Finance of America is shutting down its wholesale operations amid heavy losses and a wave of competitors also pulling back from the space.
The company’s mortgage division will stop funding and purchasing brokered or correspondent loans through its wholesale and non-delegated channels on Dec. 16, it said in a memo Friday to business partners reviewed by National Mortgage News. It stopped accepting new floating loans and forward mortgage locks last Friday evening.
The lender also set an Oct. 28 deadline to either lock loans currently in its pipeline or submit a credit package on previously locked loans. Its commercial and reverse lending operations won’t be impacted by the move, the memo said.
The move comes two months after Finance of America reported a net loss of $168 million in the second quarter and announced expense reductions including layoffs to save the firm over $100 million this year. The company in August also said it would depart its consumer-direct channel, which heavily relied on refinance activity which cratered this year.
Finance of America is also reportedly shopping its forward retail channel. A deal with Guaranteed Rate for the operations fell through last week, HousingWire reported.
“It is company policy not to comment on rumors or speculation in the market,” said a spokesperson for Finance of America.
A representative for Guaranteed Rate Tuesday declined to comment on the alleged negotiations.
Finance of America’s mortgage division, which includes home improvement loans, reported a net loss of $21 million in the second quarter. Its speciality finance and services segment, including reverse mortgages, commercial and other lender services, posted a $1 million loss over the same period.

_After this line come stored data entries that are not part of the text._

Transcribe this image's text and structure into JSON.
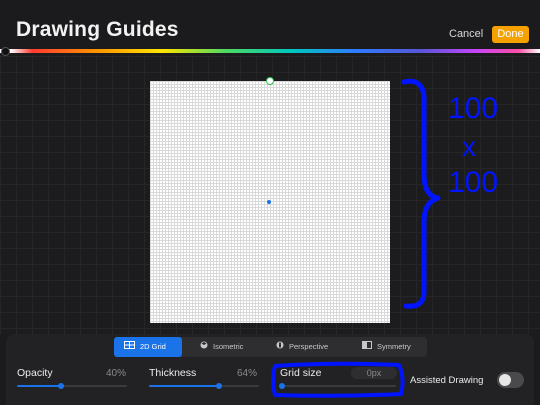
{
  "header": {
    "title": "Drawing Guides",
    "cancel_label": "Cancel",
    "done_label": "Done"
  },
  "colors": {
    "accent": "#1a73e8",
    "done": "#f5a200",
    "annotation": "#0014ff"
  },
  "annotation": {
    "lines": [
      "100",
      "x",
      "100"
    ]
  },
  "tabs": [
    {
      "label": "2D Grid",
      "icon": "grid-icon",
      "active": true
    },
    {
      "label": "Isometric",
      "icon": "cube-icon",
      "active": false
    },
    {
      "label": "Perspective",
      "icon": "perspective-icon",
      "active": false
    },
    {
      "label": "Symmetry",
      "icon": "symmetry-icon",
      "active": false
    }
  ],
  "controls": {
    "opacity": {
      "label": "Opacity",
      "value": "40%",
      "level": 0.4
    },
    "thickness": {
      "label": "Thickness",
      "value": "64%",
      "level": 0.64
    },
    "grid_size": {
      "label": "Grid size",
      "placeholder": "0px",
      "level": 0.0
    },
    "assisted_drawing": {
      "label": "Assisted Drawing",
      "on": false
    }
  }
}
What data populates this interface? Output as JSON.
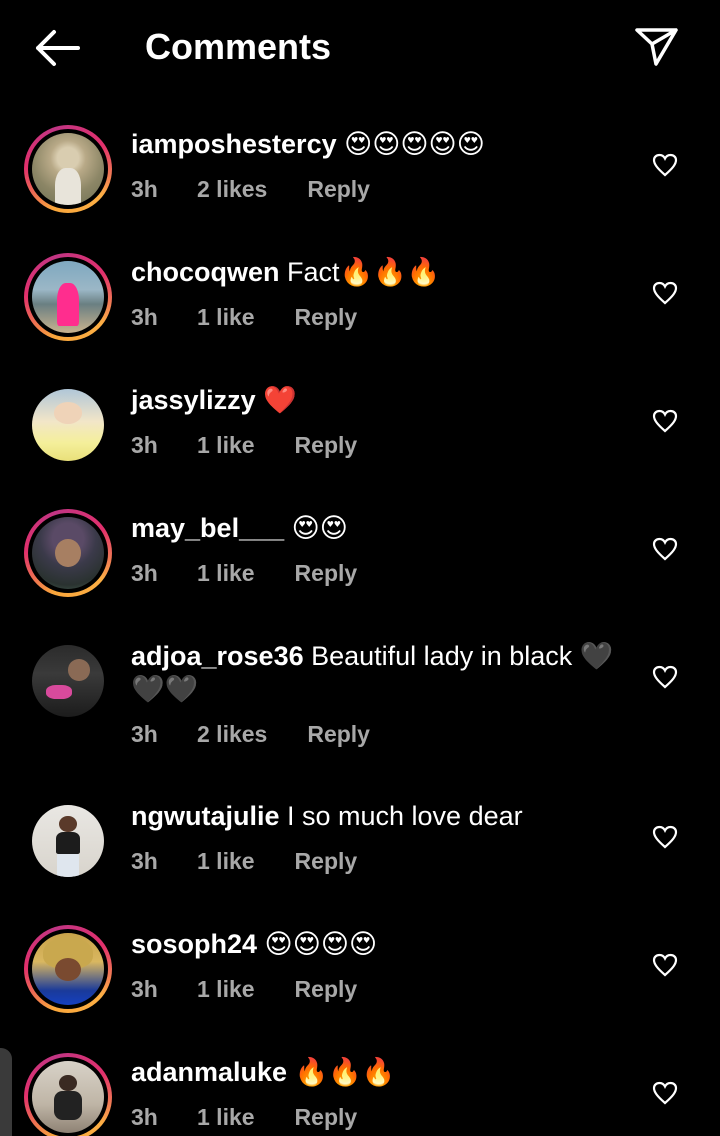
{
  "header": {
    "title": "Comments",
    "back_icon": "arrow-left-icon",
    "share_icon": "paper-plane-icon"
  },
  "colors": {
    "background": "#000000",
    "text": "#ffffff",
    "meta": "#a8a8a8",
    "ring_start": "#f9a63b",
    "ring_end": "#e1306c",
    "heart_red": "#e0202b"
  },
  "comments": [
    {
      "username": "iamposhestercy",
      "text": " 😍😍😍😍😍",
      "time": "3h",
      "likes": "2 likes",
      "reply": "Reply"
    },
    {
      "username": "chocoqwen",
      "text": " Fact🔥🔥🔥",
      "time": "3h",
      "likes": "1 like",
      "reply": "Reply"
    },
    {
      "username": "jassylizzy",
      "text": " ❤️",
      "time": "3h",
      "likes": "1 like",
      "reply": "Reply"
    },
    {
      "username": "may_bel___",
      "text": " 😍😍",
      "time": "3h",
      "likes": "1 like",
      "reply": "Reply"
    },
    {
      "username": "adjoa_rose36",
      "text": " Beautiful lady in black 🖤🖤🖤",
      "time": "3h",
      "likes": "2 likes",
      "reply": "Reply"
    },
    {
      "username": "ngwutajulie",
      "text": " I so much love dear",
      "time": "3h",
      "likes": "1 like",
      "reply": "Reply"
    },
    {
      "username": "sosoph24",
      "text": " 😍😍😍😍",
      "time": "3h",
      "likes": "1 like",
      "reply": "Reply"
    },
    {
      "username": "adanmaluke",
      "text": " 🔥🔥🔥",
      "time": "3h",
      "likes": "1 like",
      "reply": "Reply"
    }
  ]
}
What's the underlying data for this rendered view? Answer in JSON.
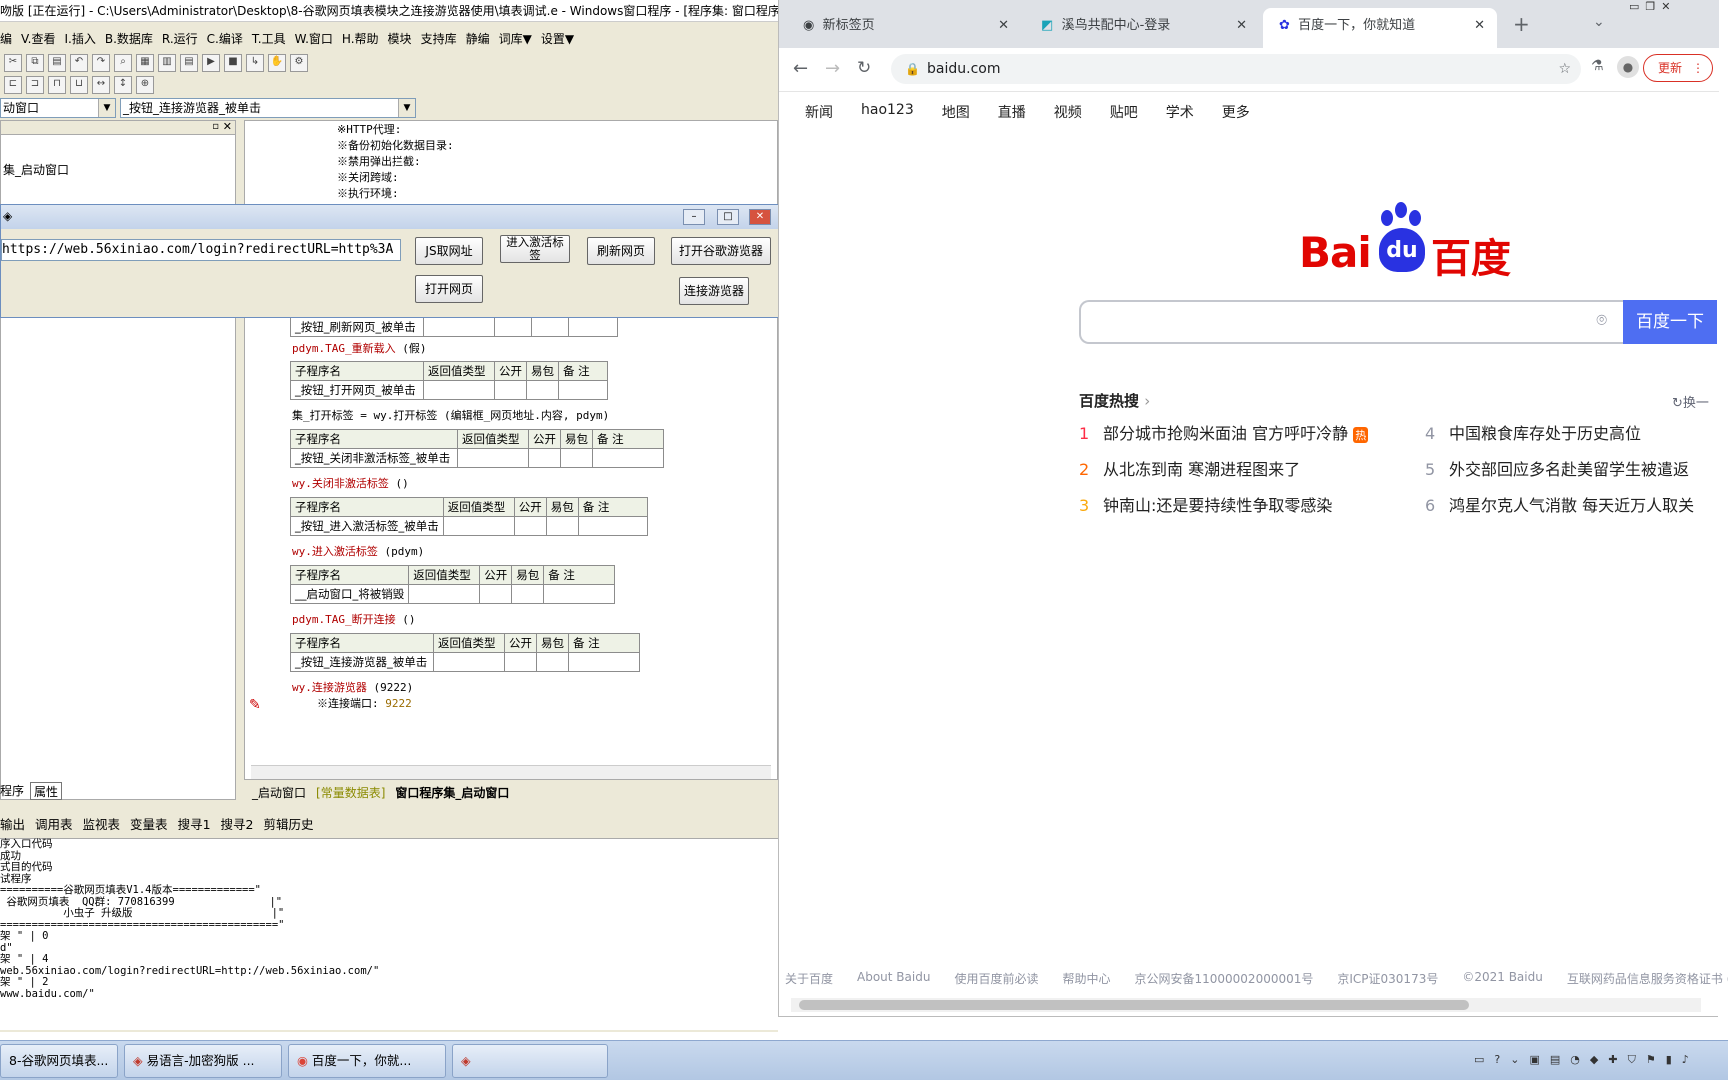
{
  "ide": {
    "title": "吻版 [正在运行] - C:\\Users\\Administrator\\Desktop\\8-谷歌网页填表模块之连接游览器使用\\填表调试.e - Windows窗口程序 - [程序集: 窗口程序集",
    "menu": [
      "编",
      "V.查看",
      "I.插入",
      "B.数据库",
      "R.运行",
      "C.编译",
      "T.工具",
      "W.窗口",
      "H.帮助",
      "模块",
      "支持库",
      "静编",
      "词库▼",
      "设置▼"
    ],
    "combo_left": "动窗口",
    "combo_right": "_按钮_连接游览器_被单击",
    "left_panel_item": "集_启动窗口",
    "left_tabs": [
      "程序",
      "属性"
    ],
    "editor_top_lines": [
      "※HTTP代理:",
      "※备份初始化数据目录:",
      "※禁用弹出拦截:",
      "※关闭跨域:",
      "※执行环境:"
    ],
    "sub_header": [
      "子程序名",
      "返回值类型",
      "公开",
      "易包",
      "备 注"
    ],
    "subs": [
      {
        "name": "_按钮_刷新网页_被单击",
        "code_kw": "pdym.TAG_重新载入",
        "code_rest": " (假)"
      },
      {
        "name": "_按钮_打开网页_被单击",
        "code_kw": "集_打开标签 = wy.打开标签",
        "code_rest": " (编辑框_网页地址.内容, pdym)"
      },
      {
        "name": "_按钮_关闭非激活标签_被单击",
        "code_kw": "wy.关闭非激活标签",
        "code_rest": " ()"
      },
      {
        "name": "_按钮_进入激活标签_被单击",
        "code_kw": "wy.进入激活标签",
        "code_rest": " (pdym)"
      },
      {
        "name": "__启动窗口_将被销毁",
        "code_kw": "pdym.TAG_断开连接",
        "code_rest": " ()"
      },
      {
        "name": "_按钮_连接游览器_被单击",
        "code_kw": "wy.连接游览器",
        "code_rest": " (9222)"
      }
    ],
    "port_line": "※连接端口:",
    "port_value": "9222",
    "editor_tabs": [
      "_启动窗口",
      "[常量数据表]",
      "窗口程序集_启动窗口"
    ],
    "bottom_tabs": [
      "输出",
      "调用表",
      "监视表",
      "变量表",
      "搜寻1",
      "搜寻2",
      "剪辑历史"
    ],
    "output_lines": [
      "序入口代码",
      "成功",
      "式目的代码",
      "试程序",
      "==========谷歌网页填表V1.4版本=============\"",
      " 谷歌网页填表  QQ群: 770816399               |\"",
      "          小虫子 升级版                      |\"",
      "============================================\"",
      "架 \" | 0",
      "d\"",
      "架 \" | 4",
      "web.56xiniao.com/login?redirectURL=http://web.56xiniao.com/\"",
      "架 \" | 2",
      "www.baidu.com/\""
    ]
  },
  "popup": {
    "url_value": "https://web.56xiniao.com/login?redirectURL=http%3A",
    "buttons": {
      "js_url": "JS取网址",
      "enter_tab": "进入激活标签",
      "refresh": "刷新网页",
      "open_chrome": "打开谷歌游览器",
      "open_page": "打开网页",
      "connect": "连接游览器"
    }
  },
  "browser": {
    "tabs": [
      "新标签页",
      "溪鸟共配中心-登录",
      "百度一下，你就知道"
    ],
    "url": "baidu.com",
    "update_label": "更新",
    "nav_links": [
      "新闻",
      "hao123",
      "地图",
      "直播",
      "视频",
      "贴吧",
      "学术",
      "更多"
    ],
    "logo_text_left": "Bai",
    "logo_text_du": "du",
    "logo_text_cn": "百度",
    "search_button": "百度一下",
    "hot_title": "百度热搜",
    "hot_refresh": "换一",
    "hot_badge": "热",
    "hot_items": [
      {
        "n": "1",
        "text": "部分城市抢购米面油 官方呼吁冷静"
      },
      {
        "n": "2",
        "text": "从北冻到南 寒潮进程图来了"
      },
      {
        "n": "3",
        "text": "钟南山:还是要持续性争取零感染"
      },
      {
        "n": "4",
        "text": "中国粮食库存处于历史高位"
      },
      {
        "n": "5",
        "text": "外交部回应多名赴美留学生被遣返"
      },
      {
        "n": "6",
        "text": "鸿星尔克人气消散 每天近万人取关"
      }
    ],
    "footer": [
      "关于百度",
      "About Baidu",
      "使用百度前必读",
      "帮助中心",
      "京公网安备11000002000001号",
      "京ICP证030173号",
      "©2021 Baidu",
      "互联网药品信息服务资格证书 (京)-经营"
    ],
    "colors": {
      "baidu_blue": "#2932e1",
      "baidu_red": "#e10602",
      "search_btn": "#4e6ef2",
      "hot_orange": "#f60"
    }
  },
  "taskbar": {
    "items": [
      "8-谷歌网页填表...",
      "易语言-加密狗版 ...",
      "百度一下，你就..."
    ]
  }
}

The home improvement line reported its highest funding months ever in June and July and was poised to break even over the summer, president and interim CEO Graham Fleming said in August. He also said the firm’s mortgage servicing rights advisory services had a record quarter. Meanwhile, its reverse mortgage operations saw home equity conversion mortgage endorsements fall 44.3% from August to September.
Exits from the wholesale segment have ramped up in recent months while the space’s largest players have engaged in aggressive pricing. LoanDepot said it would fund its $1 billion wholesale pipeline by the end of this month, while AmeriSave Mortgage Corp. and Mountain West Financial have already laid off employees in similar moves. Guaranteed Rate in the spring shuttered its Stearns Lending wholesale channel.
Homepoint, which announced competitive conforming conventional loan pricing in August, will also cut almost 1,000 employees in November, according to Worker Adjustment and Retraining Notifications filed in multiple states. The company isn’t likely to make another reduction, Phil Shoemaker, president of originations at Homepoint, told National Mortgage News last week.